States returns string not a state object, so you’d be overloading the str classes __int__ method, which is not straight forward and can cause other issues. Where this is all just built into jinja without needing to change everything.

Some really good arguments here (I’m cheering from the side lines)

I have a question for @roger2 .

How would you define your python segment ?
What is it to be passed to the sandbox ?

For a template the curly brackets sort of give you a clue, not so in your examples they just start

You might say that the *_template bit is the first indicator, but it’s not.
Messages for example don’t (and never have) cared.

Also Frenck has just submitted a PR to dispense with the _template bit (whilst making it backward compatible).
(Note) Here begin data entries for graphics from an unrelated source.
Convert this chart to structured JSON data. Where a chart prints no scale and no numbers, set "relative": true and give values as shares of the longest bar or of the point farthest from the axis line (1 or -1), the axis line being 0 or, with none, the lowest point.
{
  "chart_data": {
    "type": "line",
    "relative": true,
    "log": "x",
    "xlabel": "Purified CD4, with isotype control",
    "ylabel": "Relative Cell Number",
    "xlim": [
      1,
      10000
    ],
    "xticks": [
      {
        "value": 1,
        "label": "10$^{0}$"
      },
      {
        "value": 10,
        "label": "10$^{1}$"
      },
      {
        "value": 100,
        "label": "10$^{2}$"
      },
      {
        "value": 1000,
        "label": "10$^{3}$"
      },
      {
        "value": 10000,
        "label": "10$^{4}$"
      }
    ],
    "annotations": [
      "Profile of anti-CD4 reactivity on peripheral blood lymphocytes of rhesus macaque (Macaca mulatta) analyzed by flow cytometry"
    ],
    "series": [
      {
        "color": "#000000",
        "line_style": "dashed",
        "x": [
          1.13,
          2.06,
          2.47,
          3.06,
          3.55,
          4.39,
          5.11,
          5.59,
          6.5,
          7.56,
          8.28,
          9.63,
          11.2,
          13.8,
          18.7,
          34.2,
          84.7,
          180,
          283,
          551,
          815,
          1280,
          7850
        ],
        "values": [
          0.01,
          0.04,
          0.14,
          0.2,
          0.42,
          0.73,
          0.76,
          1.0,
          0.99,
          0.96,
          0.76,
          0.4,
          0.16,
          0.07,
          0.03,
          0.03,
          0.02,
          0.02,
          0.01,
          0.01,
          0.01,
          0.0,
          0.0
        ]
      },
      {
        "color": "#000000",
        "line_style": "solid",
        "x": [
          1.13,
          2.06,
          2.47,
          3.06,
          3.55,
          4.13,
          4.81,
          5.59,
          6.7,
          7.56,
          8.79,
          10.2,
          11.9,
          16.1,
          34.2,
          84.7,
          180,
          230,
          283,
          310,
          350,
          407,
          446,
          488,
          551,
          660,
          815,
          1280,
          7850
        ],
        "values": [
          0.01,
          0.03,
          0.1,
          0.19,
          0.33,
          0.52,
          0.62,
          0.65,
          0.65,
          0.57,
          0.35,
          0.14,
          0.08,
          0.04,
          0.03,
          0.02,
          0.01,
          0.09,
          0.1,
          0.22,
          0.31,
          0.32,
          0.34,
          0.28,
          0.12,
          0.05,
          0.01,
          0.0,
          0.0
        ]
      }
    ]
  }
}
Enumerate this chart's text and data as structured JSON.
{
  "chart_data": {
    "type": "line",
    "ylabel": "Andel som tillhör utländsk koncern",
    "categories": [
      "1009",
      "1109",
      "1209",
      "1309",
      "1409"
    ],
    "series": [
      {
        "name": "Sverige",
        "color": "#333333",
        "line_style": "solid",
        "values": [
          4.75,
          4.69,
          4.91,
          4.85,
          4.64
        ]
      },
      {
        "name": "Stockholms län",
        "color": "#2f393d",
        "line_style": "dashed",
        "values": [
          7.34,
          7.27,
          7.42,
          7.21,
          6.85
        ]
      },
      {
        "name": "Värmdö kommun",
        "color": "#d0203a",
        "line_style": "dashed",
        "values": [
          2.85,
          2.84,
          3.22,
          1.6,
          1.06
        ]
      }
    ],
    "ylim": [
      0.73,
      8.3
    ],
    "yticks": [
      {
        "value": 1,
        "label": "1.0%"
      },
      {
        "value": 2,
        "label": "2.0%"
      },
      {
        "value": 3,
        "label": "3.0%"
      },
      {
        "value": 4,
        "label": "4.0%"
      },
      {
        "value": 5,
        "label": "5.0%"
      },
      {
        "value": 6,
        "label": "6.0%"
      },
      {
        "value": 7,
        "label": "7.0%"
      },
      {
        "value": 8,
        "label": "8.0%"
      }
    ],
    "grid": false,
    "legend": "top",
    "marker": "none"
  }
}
A lot of the people involved in this thread up voted that PR.

In terms of passing data in/out, maybe the template defines the body of a function along with a return statement:

value_template: |
    for state in states.sensor:
        if 'blah' in state.name:
            return state

    return ''

or

value_template: |
    return states('mysensor.val') + ' is too high'

The Mako folks probably already have an approach too.
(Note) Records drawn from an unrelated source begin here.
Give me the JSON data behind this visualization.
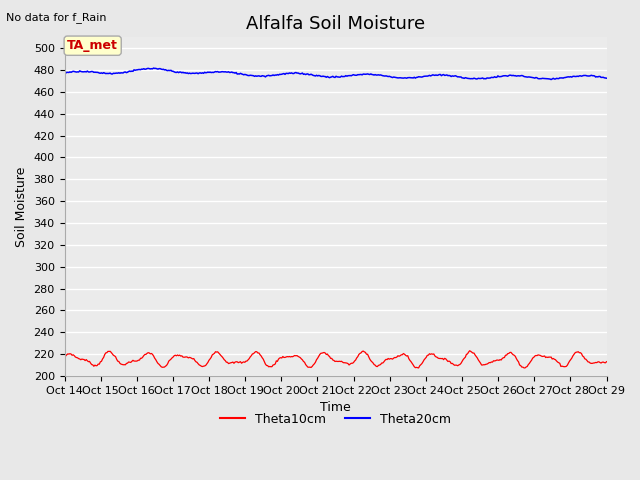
{
  "title": "Alfalfa Soil Moisture",
  "subtitle": "No data for f_Rain",
  "ylabel": "Soil Moisture",
  "xlabel": "Time",
  "ylim": [
    200,
    510
  ],
  "yticks": [
    200,
    220,
    240,
    260,
    280,
    300,
    320,
    340,
    360,
    380,
    400,
    420,
    440,
    460,
    480,
    500
  ],
  "xtick_labels": [
    "Oct 14",
    "Oct 15",
    "Oct 16",
    "Oct 17",
    "Oct 18",
    "Oct 19",
    "Oct 20",
    "Oct 21",
    "Oct 22",
    "Oct 23",
    "Oct 24",
    "Oct 25",
    "Oct 26",
    "Oct 27",
    "Oct 28",
    "Oct 29"
  ],
  "theta10_color": "#ff0000",
  "theta20_color": "#0000ff",
  "legend_theta10": "Theta10cm",
  "legend_theta20": "Theta20cm",
  "ta_met_label": "TA_met",
  "ta_met_bg": "#ffffcc",
  "ta_met_border": "#aaaaaa",
  "ta_met_text_color": "#cc0000",
  "bg_color": "#e8e8e8",
  "plot_bg": "#ebebeb",
  "n_points": 500,
  "title_fontsize": 13,
  "axis_fontsize": 9,
  "tick_fontsize": 8
}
I’m curious about that PR – link?

How would that separate from a non-templated form? All the | does is say “multi line”. It still wouldn’t know it’s a template. What happens if you want to add the word return to a field and it just be a string?
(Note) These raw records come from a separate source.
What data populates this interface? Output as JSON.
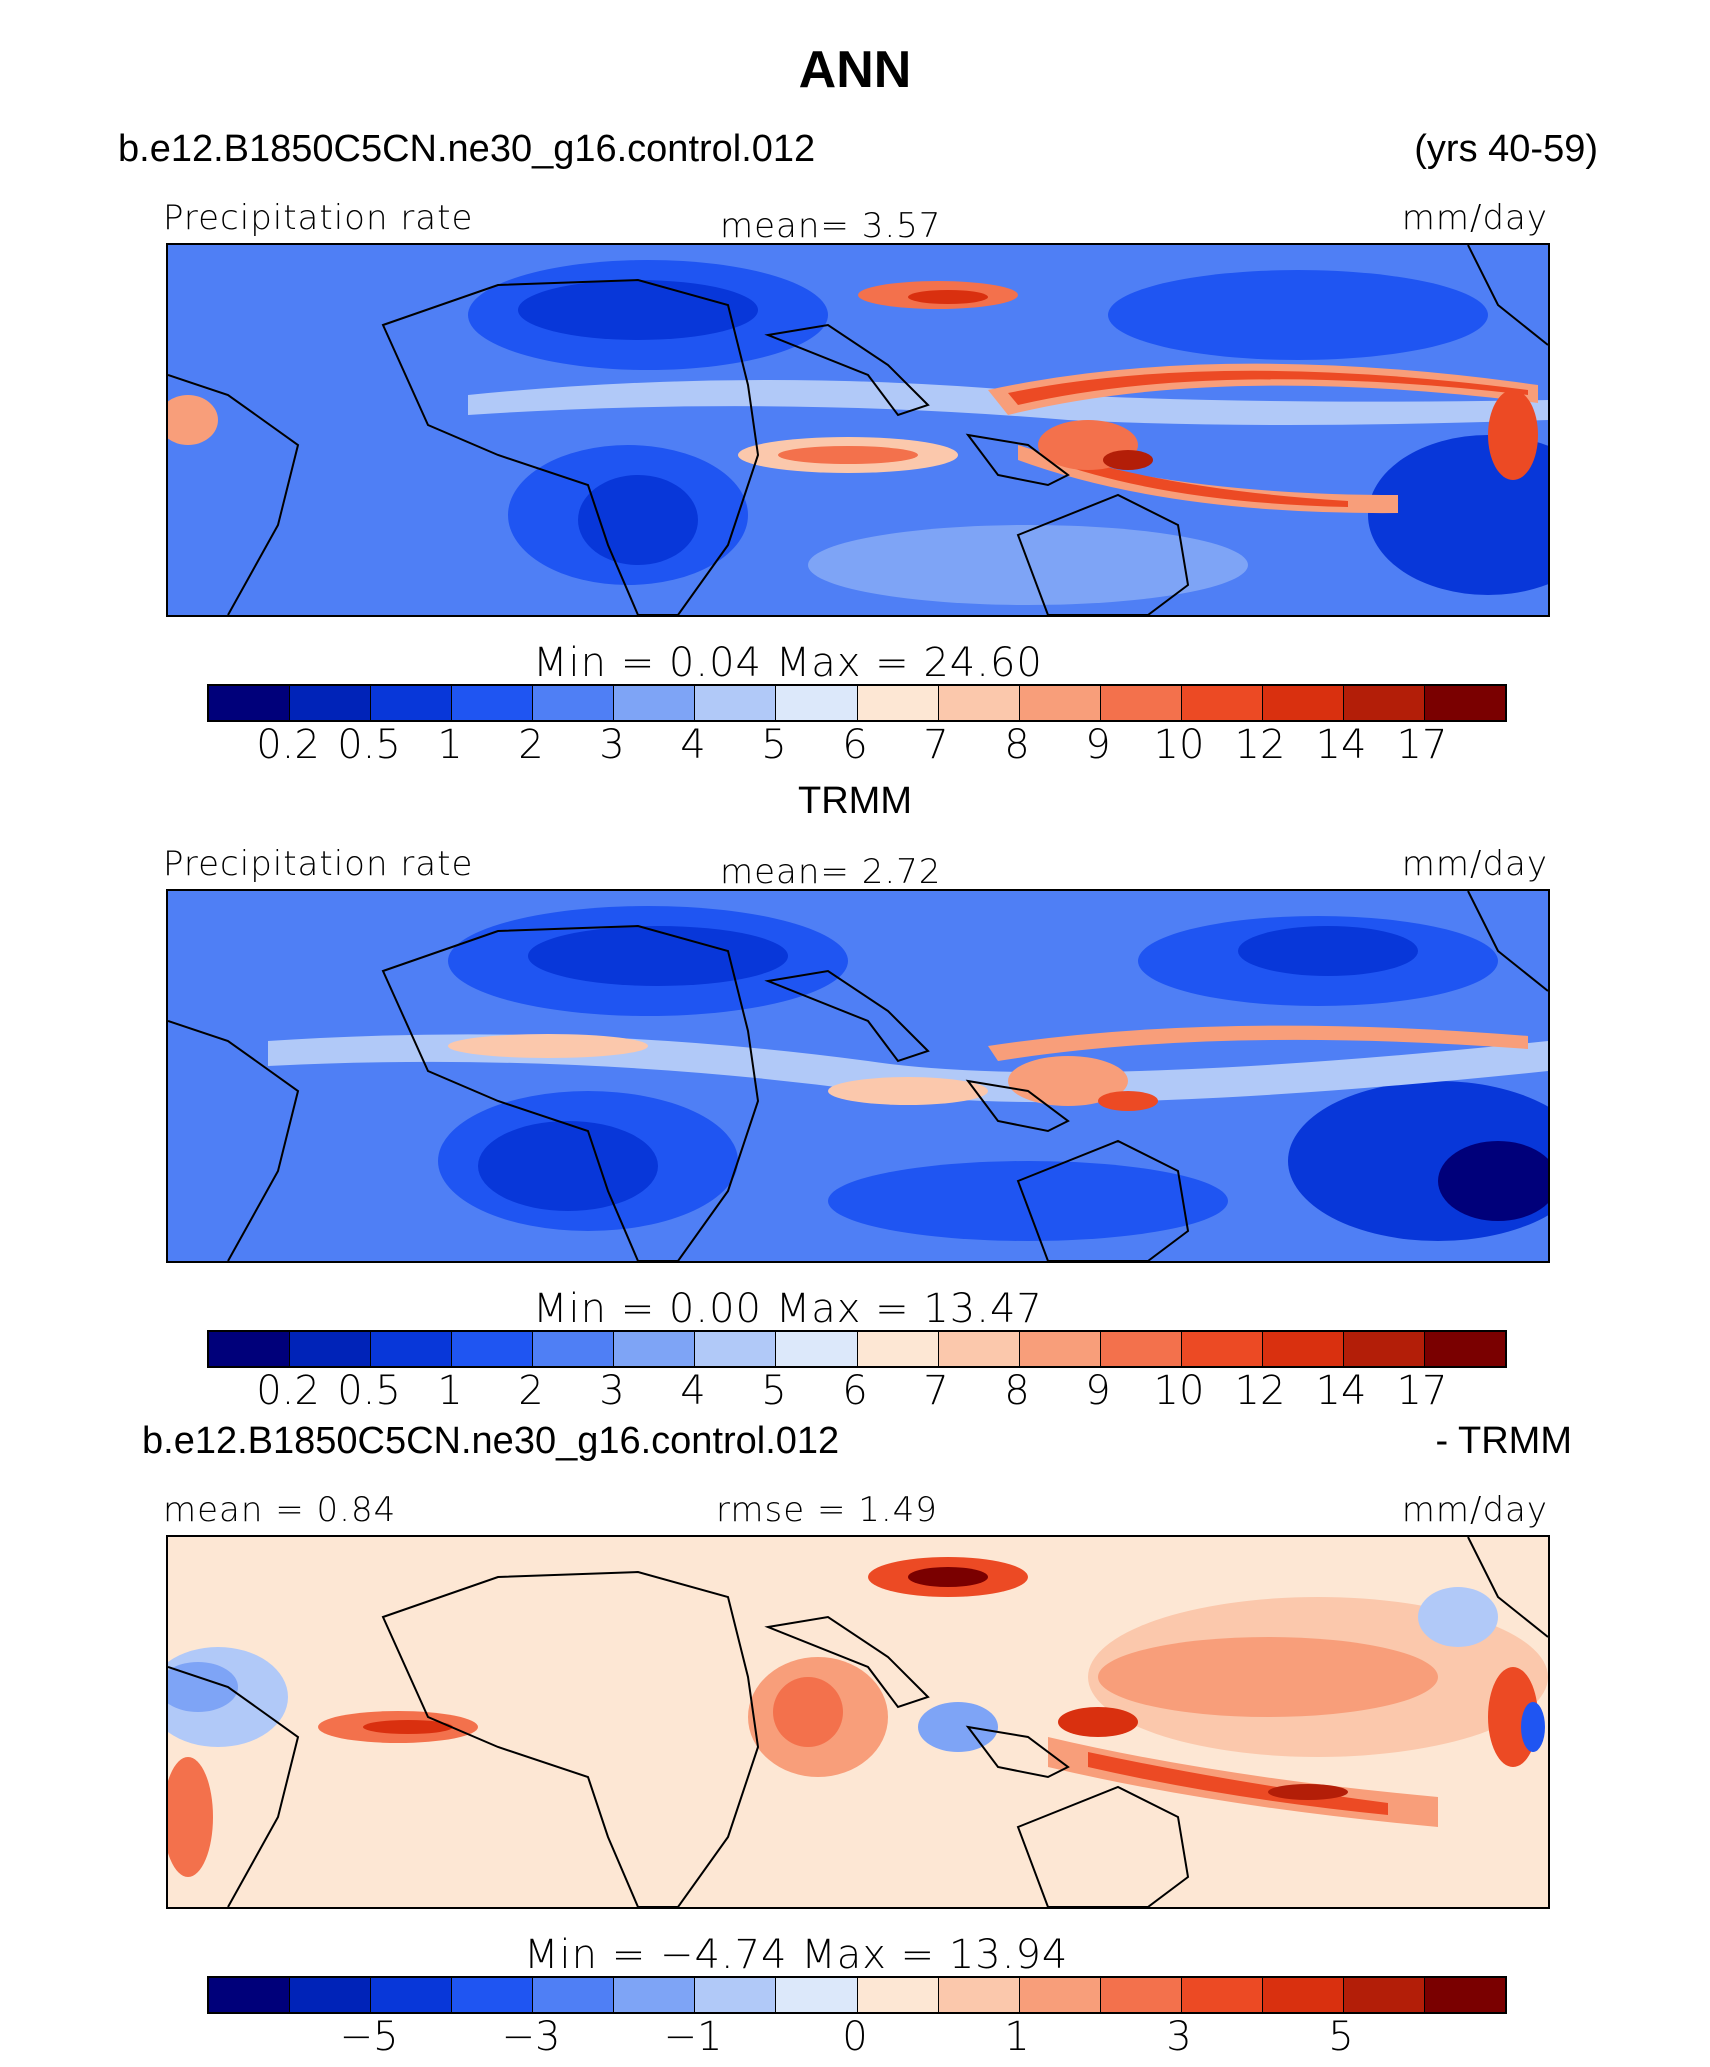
{
  "title": "ANN",
  "colors": [
    "#00007a",
    "#0023b8",
    "#0837d9",
    "#1f55f2",
    "#4f7ff5",
    "#7ea4f6",
    "#b1c9f8",
    "#dce8fa",
    "#fde7d4",
    "#fbc8ac",
    "#f89e7a",
    "#f3714c",
    "#ec4a24",
    "#d9300f",
    "#b31e08",
    "#7a0000"
  ],
  "panels": [
    {
      "case_left": "b.e12.B1850C5CN.ne30_g16.control.012",
      "case_right": "(yrs 40-59)",
      "label_left": "Precipitation rate",
      "label_center": "mean=    3.57",
      "label_right": "mm/day",
      "minmax": "Min  =     0.04  Max  =    24.60",
      "chart_data": {
        "type": "heatmap",
        "title": "ANN",
        "variable": "Precipitation rate",
        "units": "mm/day",
        "mean": 3.57,
        "min": 0.04,
        "max": 24.6,
        "contour_levels": [
          "0.2",
          "0.5",
          "1",
          "2",
          "3",
          "4",
          "5",
          "6",
          "7",
          "8",
          "9",
          "10",
          "12",
          "14",
          "17"
        ]
      }
    },
    {
      "case_left": "TRMM",
      "case_right": "",
      "label_left": "Precipitation rate",
      "label_center": "mean=    2.72",
      "label_right": "mm/day",
      "minmax": "Min  =     0.00  Max  =    13.47",
      "chart_data": {
        "type": "heatmap",
        "title": "TRMM",
        "variable": "Precipitation rate",
        "units": "mm/day",
        "mean": 2.72,
        "min": 0.0,
        "max": 13.47,
        "contour_levels": [
          "0.2",
          "0.5",
          "1",
          "2",
          "3",
          "4",
          "5",
          "6",
          "7",
          "8",
          "9",
          "10",
          "12",
          "14",
          "17"
        ]
      }
    },
    {
      "case_left": "b.e12.B1850C5CN.ne30_g16.control.012",
      "case_right": "- TRMM",
      "label_left": "mean  =    0.84",
      "label_center": "rmse  =    1.49",
      "label_right": "mm/day",
      "minmax": "Min  =   −4.74  Max  =    13.94",
      "chart_data": {
        "type": "heatmap",
        "variable": "difference",
        "units": "mm/day",
        "mean": 0.84,
        "rmse": 1.49,
        "min": -4.74,
        "max": 13.94,
        "contour_levels": [
          "−5",
          "−3",
          "−1",
          "0",
          "1",
          "3",
          "5"
        ]
      }
    }
  ]
}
Have you considered that complex templates are probably an edge case and not the majority of templates?

Perhaps, but why not have something that scales to more complicated templates in a reasonable way (perhaps with a slight sacrifice to simpler one-liners)?

I’d say both of your examples are simpler/cleaner in pure Python:

trigger.to_entity.attributes.friendly_name + " is home!"
if is_state('person.a', 'home'):
  # do stuff for home
else:
   # do stuff for not home

With the added benefit that Python is the most popular programming language in the world while Jinja is fairly esoteric.

I assumed the _template part conveyed that, but I see that’s not the case.

Okay wrap it in <% and %> like Mako does.

So now that takes simple cases from this:

{{ states('x.y') }}

to this

<% return states('x.y') %>

or in the last example you gave:

<% return trigger.to_entity.attributes.friendly_name + " is home!" %>

opposed to this

{{ trigger.to_entity.attributes.friendly_name }} is home!

So, it seems the trend for the 99% use case just got harder to read and more verbose, where the ‘harder to do’ stuff stayed about the same.

For the record, my code looks like this, when I copy pasted it into the other topic, the forum software seriously screwed with the layout :slight_smile:

Seven characters is a small sacrifice compared to the syntactical benefits for anything that’s more substantial than a one liner.

(Of course can also just make the return statement optional for a one liner.)

Sorry I didn’t mean to critique your code specifically, I just find most non-trivial Jinja templates unnecessarily hard to grok!

What you found isn’t technically fair because the syntax you see is littered with raw characters added by the yaml parser.

One other key consideration here I forgot about in my first post:

This is a key point, rendering a template cannot have side effects. If you changed from Jinja to Python how would you enforce this? Python’s power works against it here, the fact that it can do so much would make it tough to ensure there cannot be side effects caused by rendering a template. By using a templating engine like Jinja this can be enforced since the utilities exposed ensure it is literally incapable of creating side effects.

I’m not familiar enough with the internals of Python to know how this could be done. I know there is a way to create a sandbox since the HA team has leveraged that capability in the python_script integration. But can that sandbox actually be tight enough to guarantee no side effects? And how much work would it take to do that?

Sorry, I have no idea what you mean by " when I copy pasted it into the other topic".

Did I miss something?

I think it’s a miss understanding. The forum didn’t screw up his format, he copied it from the UI, which screwed up the formatting.

2 Likes

I wasn’t aware you couldn’t search the forum.